Environment Protection Authority

Toxic chemical discharge costs Company Director $270,000

Media release: 5 June 2017

The Land and Environment Court has convicted the Director of Sydney Drum Machinery Pty Ltd (trading as Better Drums), Mr Imad Osman-Kerim and penalised him a total of $151,000 after he failed to comply with two notices issued by the NSW Environment Protection Authority to clean-up toxic chemicals after fires at his St Mary’s drum re-conditioning business.

Mr Osman-Kerim was also convicted of breaching a condition of the company’s Environment Protection Licence when they received drums onto the premises while the licence was suspended. 

In addition to the fine, the court ordered Mr Osman-Kerim to publish details of the offence in several publications, pay the EPA’s investigation costs of $120,795 and pay the EPA’s legal costs.

EPA Director Waste Compliance Greg Sheehy said the EPA prosecuted Mr Osman-Kerim in his capacity as the sole director of Sydney Drum Machinery, for two offences of failing to comply with a clean-up notice and one offence of contravening a condition of an environment protection licence in breach of the Protection of the Environment Operations Act 1997.

“Sydney Drum Machinery provided a cleaning and repair business for drums used as chemical containers and had a responsibility to ensure that waste water from the site was contained at all times so as not to impact on the surrounding environment,” Mr Sheehy said.

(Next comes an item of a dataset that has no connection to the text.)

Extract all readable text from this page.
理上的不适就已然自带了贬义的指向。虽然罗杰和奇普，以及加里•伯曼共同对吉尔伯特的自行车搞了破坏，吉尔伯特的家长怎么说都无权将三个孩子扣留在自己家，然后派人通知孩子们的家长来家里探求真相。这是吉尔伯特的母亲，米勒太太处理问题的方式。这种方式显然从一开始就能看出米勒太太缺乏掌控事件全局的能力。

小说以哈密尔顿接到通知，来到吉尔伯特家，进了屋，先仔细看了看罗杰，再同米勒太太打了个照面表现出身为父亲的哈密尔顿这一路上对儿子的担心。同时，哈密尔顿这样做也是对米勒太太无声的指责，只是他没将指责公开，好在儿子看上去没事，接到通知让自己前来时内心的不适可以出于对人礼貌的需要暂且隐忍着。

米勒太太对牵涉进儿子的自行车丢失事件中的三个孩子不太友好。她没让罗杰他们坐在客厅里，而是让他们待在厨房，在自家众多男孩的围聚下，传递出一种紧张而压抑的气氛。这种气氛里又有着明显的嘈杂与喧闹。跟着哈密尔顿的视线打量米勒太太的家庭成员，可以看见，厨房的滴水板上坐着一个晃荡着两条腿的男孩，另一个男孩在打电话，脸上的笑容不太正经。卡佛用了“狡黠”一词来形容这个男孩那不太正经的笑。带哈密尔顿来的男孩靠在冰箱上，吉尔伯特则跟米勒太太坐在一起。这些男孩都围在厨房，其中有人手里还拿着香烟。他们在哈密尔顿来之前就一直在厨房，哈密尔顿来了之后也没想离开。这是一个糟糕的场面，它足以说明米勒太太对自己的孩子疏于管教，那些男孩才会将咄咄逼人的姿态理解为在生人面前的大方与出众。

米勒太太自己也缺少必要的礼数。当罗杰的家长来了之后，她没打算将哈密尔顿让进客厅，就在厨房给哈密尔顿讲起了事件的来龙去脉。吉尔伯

The EPA suspended the company’s licence in October 2011, after an EPA Officer inspected the premises and found that drum containers were being stored at the site above the capacity permitted by its licence and these were stored in an unsatisfactory way, putting the environment at risk.

“A condition of the suspension prevented the company from receiving chemical drums at the premises, however, the company continued to receive chemical drums at the premises unlawfully.”

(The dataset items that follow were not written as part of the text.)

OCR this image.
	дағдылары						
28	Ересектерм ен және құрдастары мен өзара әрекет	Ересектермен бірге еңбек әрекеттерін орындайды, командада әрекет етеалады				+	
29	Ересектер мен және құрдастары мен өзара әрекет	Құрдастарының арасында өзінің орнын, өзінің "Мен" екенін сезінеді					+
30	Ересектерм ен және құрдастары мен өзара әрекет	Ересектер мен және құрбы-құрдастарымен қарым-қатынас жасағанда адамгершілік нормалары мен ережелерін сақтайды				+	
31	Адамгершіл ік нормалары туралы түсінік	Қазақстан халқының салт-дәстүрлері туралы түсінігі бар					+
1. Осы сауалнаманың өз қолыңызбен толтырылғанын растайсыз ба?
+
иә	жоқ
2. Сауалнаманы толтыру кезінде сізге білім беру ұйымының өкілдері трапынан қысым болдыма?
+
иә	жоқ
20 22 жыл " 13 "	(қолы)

In January 2012, two separate fires damaged the premises causing toxic chemicals entrained in firewater to discharge from the premises into a creek that runs through Dunheved Golf Course.

Sydney Drum Machinery failed to comply with clean-up notices issued by the EPA after each fire requiring the company to take measures to ensure the firewater, which was contaminated with toxic chemicals from the sites operations, was contained onsite and removed to a licenced waste disposal facility.

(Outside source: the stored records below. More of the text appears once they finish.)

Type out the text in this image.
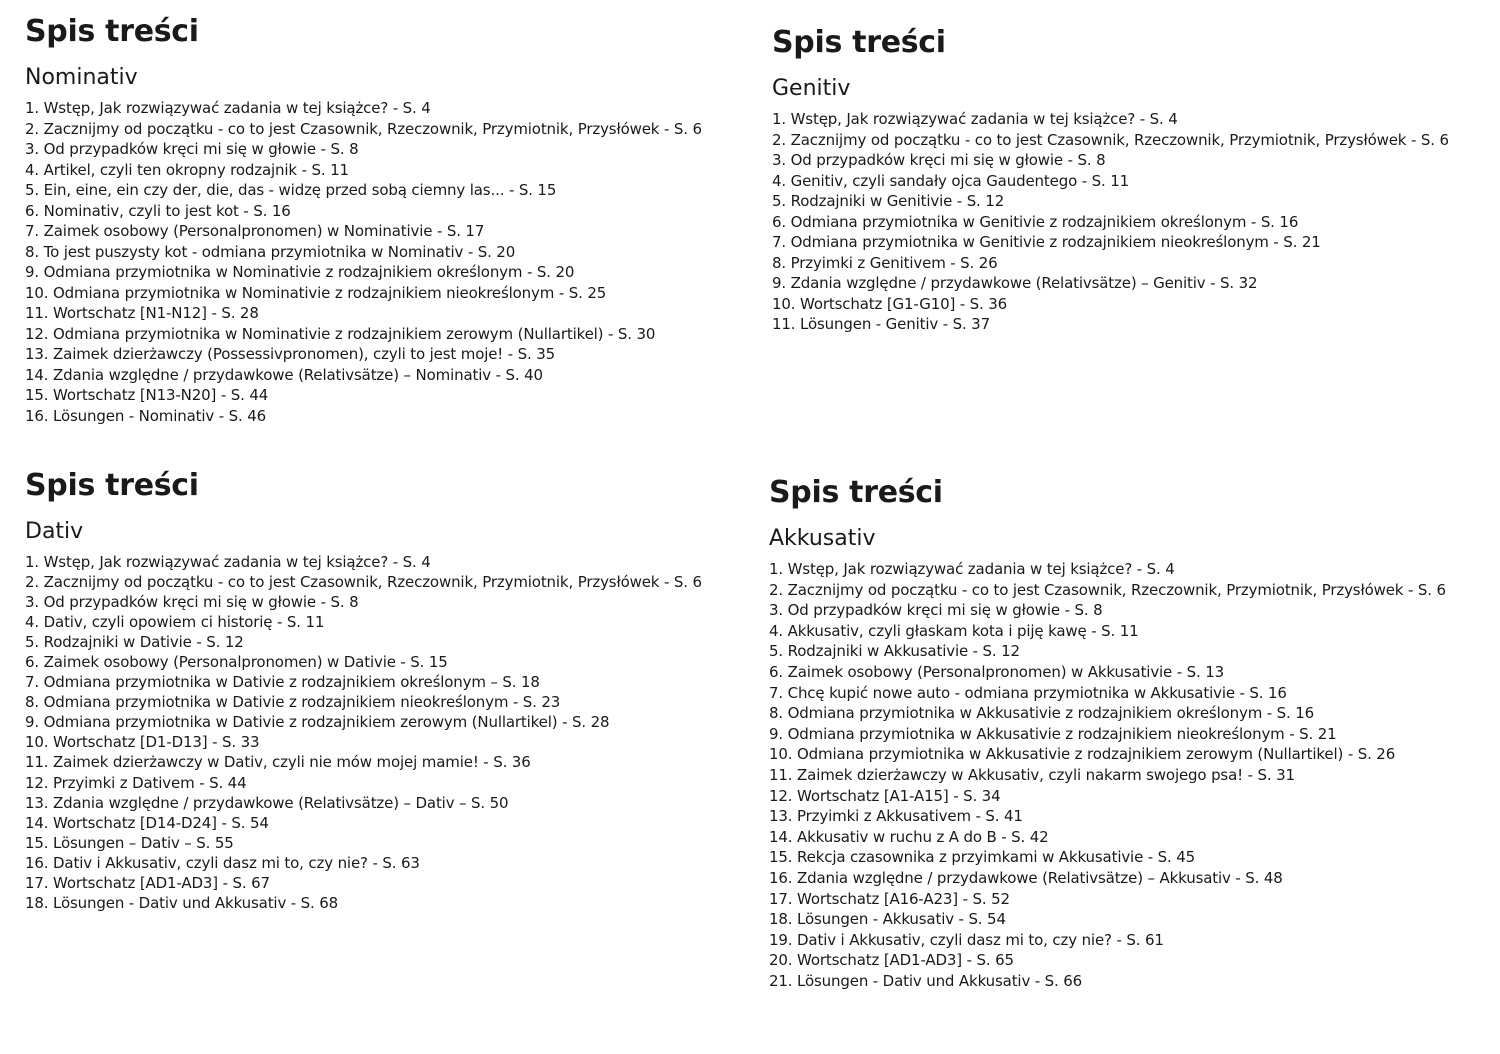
Spis treści
Nominativ
1. Wstęp, Jak rozwiązywać zadania w tej książce? - S. 4
2. Zacznijmy od początku - co to jest Czasownik, Rzeczownik, Przymiotnik, Przysłówek - S. 6
3. Od przypadków kręci mi się w głowie - S. 8
4. Artikel, czyli ten okropny rodzajnik - S. 11
5. Ein, eine, ein czy der, die, das - widzę przed sobą ciemny las... - S. 15
6. Nominativ, czyli to jest kot - S. 16
7. Zaimek osobowy (Personalpronomen) w Nominativie - S. 17
8. To jest puszysty kot - odmiana przymiotnika w Nominativ - S. 20
9. Odmiana przymiotnika w Nominativie z rodzajnikiem określonym - S. 20
10. Odmiana przymiotnika w Nominativie z rodzajnikiem nieokreślonym - S. 25
11. Wortschatz [N1-N12] - S. 28
12. Odmiana przymiotnika w Nominativie z rodzajnikiem zerowym (Nullartikel) - S. 30
13. Zaimek dzierżawczy (Possessivpronomen), czyli to jest moje! - S. 35
14. Zdania względne / przydawkowe (Relativsätze) – Nominativ - S. 40
15. Wortschatz [N13-N20] - S. 44
16. Lösungen - Nominativ - S. 46
Spis treści
Genitiv
1. Wstęp, Jak rozwiązywać zadania w tej książce? - S. 4
2. Zacznijmy od początku - co to jest Czasownik, Rzeczownik, Przymiotnik, Przysłówek - S. 6
3. Od przypadków kręci mi się w głowie - S. 8
4. Genitiv, czyli sandały ojca Gaudentego - S. 11
5. Rodzajniki w Genitivie - S. 12
6. Odmiana przymiotnika w Genitivie z rodzajnikiem określonym - S. 16
7. Odmiana przymiotnika w Genitivie z rodzajnikiem nieokreślonym - S. 21
8. Przyimki z Genitivem - S. 26
9. Zdania względne / przydawkowe (Relativsätze) – Genitiv - S. 32
10. Wortschatz [G1-G10] - S. 36
11. Lösungen - Genitiv - S. 37
Spis treści
Dativ
1. Wstęp, Jak rozwiązywać zadania w tej książce? - S. 4
2. Zacznijmy od początku - co to jest Czasownik, Rzeczownik, Przymiotnik, Przysłówek - S. 6
3. Od przypadków kręci mi się w głowie - S. 8
4. Dativ, czyli opowiem ci historię - S. 11
5. Rodzajniki w Dativie - S. 12
6. Zaimek osobowy (Personalpronomen) w Dativie - S. 15
7. Odmiana przymiotnika w Dativie z rodzajnikiem określonym – S. 18
8. Odmiana przymiotnika w Dativie z rodzajnikiem nieokreślonym - S. 23
9. Odmiana przymiotnika w Dativie z rodzajnikiem zerowym (Nullartikel) - S. 28
10. Wortschatz [D1-D13] - S. 33
11. Zaimek dzierżawczy w Dativ, czyli nie mów mojej mamie! - S. 36
12. Przyimki z Dativem - S. 44
13. Zdania względne / przydawkowe (Relativsätze) – Dativ – S. 50
14. Wortschatz [D14-D24] - S. 54
15. Lösungen – Dativ – S. 55
16. Dativ i Akkusativ, czyli dasz mi to, czy nie? - S. 63
17. Wortschatz [AD1-AD3] - S. 67
18. Lösungen - Dativ und Akkusativ - S. 68
Spis treści
Akkusativ
1. Wstęp, Jak rozwiązywać zadania w tej książce? - S. 4
2. Zacznijmy od początku - co to jest Czasownik, Rzeczownik, Przymiotnik, Przysłówek - S. 6
3. Od przypadków kręci mi się w głowie - S. 8
4. Akkusativ, czyli głaskam kota i piję kawę - S. 11
5. Rodzajniki w Akkusativie - S. 12
6. Zaimek osobowy (Personalpronomen) w Akkusativie - S. 13
7. Chcę kupić nowe auto - odmiana przymiotnika w Akkusativie - S. 16
8. Odmiana przymiotnika w Akkusativie z rodzajnikiem określonym - S. 16
9. Odmiana przymiotnika w Akkusativie z rodzajnikiem nieokreślonym - S. 21
10. Odmiana przymiotnika w Akkusativie z rodzajnikiem zerowym (Nullartikel) - S. 26
11. Zaimek dzierżawczy w Akkusativ, czyli nakarm swojego psa! - S. 31
12. Wortschatz [A1-A15] - S. 34
13. Przyimki z Akkusativem - S. 41
14. Akkusativ w ruchu z A do B - S. 42
15. Rekcja czasownika z przyimkami w Akkusativie - S. 45
16. Zdania względne / przydawkowe (Relativsätze) – Akkusativ - S. 48
17. Wortschatz [A16-A23] - S. 52
18. Lösungen - Akkusativ - S. 54
19. Dativ i Akkusativ, czyli dasz mi to, czy nie? - S. 61
20. Wortschatz [AD1-AD3] - S. 65
21. Lösungen - Dativ und Akkusativ - S. 66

“The lack of immediate actions by the company to contain the waste water resulted in discharges from the premises causing serious actual harm to the creek environment, including fish, frogs and invertebrates.

“The EPA had to step in and stop the discharges to the environment on both occasions to prevent further harm to the environment,” Mr Sheehy said.

The company has de-registered and is no longer operating.